Friday, September 02, 2005

The Global War On Nature  

What now? Is he going to pray to God to come and part the waters? Declare a Global War On Nature and pre-emptively attack the Atlantic winds in order to end all natural disasters in our lifetime? Why not? It makes as much sense as the End of Evil his advisers talked about for some four years.

And so finally, the scales are starting to fall. Unfortunately many of us were right: it took the tragic deaths of thousands of Americans before the country would start to get it. Little did we know, however, that those deaths would come not in war, or from terrorism, but from an utterly pointless, utterly avoidable, utterly inexcusable neglect of his oath in the aftermath of a predicted and well-tracked natural disaster.

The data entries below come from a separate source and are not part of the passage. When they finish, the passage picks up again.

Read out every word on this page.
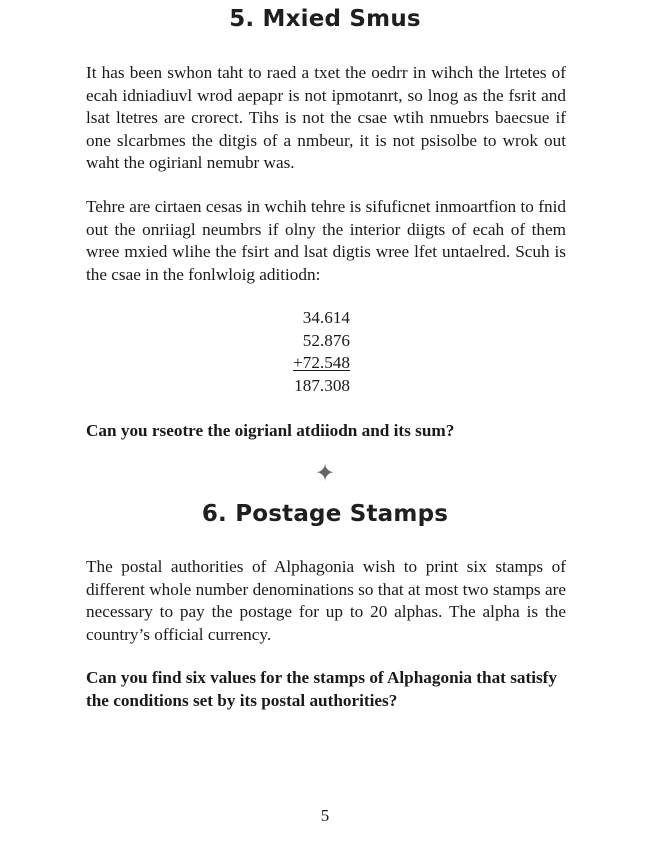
5. Mxied Smus

It has been swhon taht to raed a txet the oedrr in wihch the lrtetes of ecah idniadiuvl wrod aepapr is not ipmotanrt, so lnog as the fsrit and lsat ltetres are crorect. Tihs is not the csae wtih nmuebrs baecsue if one slcarbmes the ditgis of a nmbeur, it is not psisolbe to wrok out waht the ogirianl nemubr was.

Tehre are cirtaen cesas in wchih tehre is sifuficnet inmoartfion to fnid out the onriiagl neumbrs if olny the interior diigts of ecah of them wree mxied wlihe the fsirt and lsat digtis wree lfet untaelred. Scuh is the csae in the fonlwloig aditiodn:

34.614
52.876
+72.548
187.308

Can you rseotre the oigrianl atdiiodn and its sum?

✦
6. Postage Stamps

The postal authorities of Alphagonia wish to print six stamps of different whole number denominations so that at most two stamps are necessary to pay the postage for up to 20 alphas. The alpha is the country’s official currency.

Can you find six values for the stamps of Alphagonia that satisfy the conditions set by its postal authorities?

5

But there he now stands in the harsh light of the Louisiana afternoon, smirking and joking his way through his photo-ops tour, his treasured vacation tragically cut short. But this time, no one except his paid acolytes have a kind word left for him.

Some of the reporters seem shell-shocked, not only by the horrors they witnessed but by the sheer awful failure of the Bush government to meet this huge, yet manageable, crisis before it descended into hell. As he swaggers and blinks and mugs for the cameras in the hot sun, hardly anyone's buying his cheap act for a second. And to many, who are seeing him as he really is for the first time, the sight of the real George W. Bush is as horrible and as grotesque as the rotting corpse of a poor lady in a wheelchair abandoned in a ruined city once known for its proud, joyful zest for living, its music, and its charm. The newly awakened shake their heads and wonder aloud:

The safety of my children and my country depend on this man?

Welcome to reality in the late summer of 2005.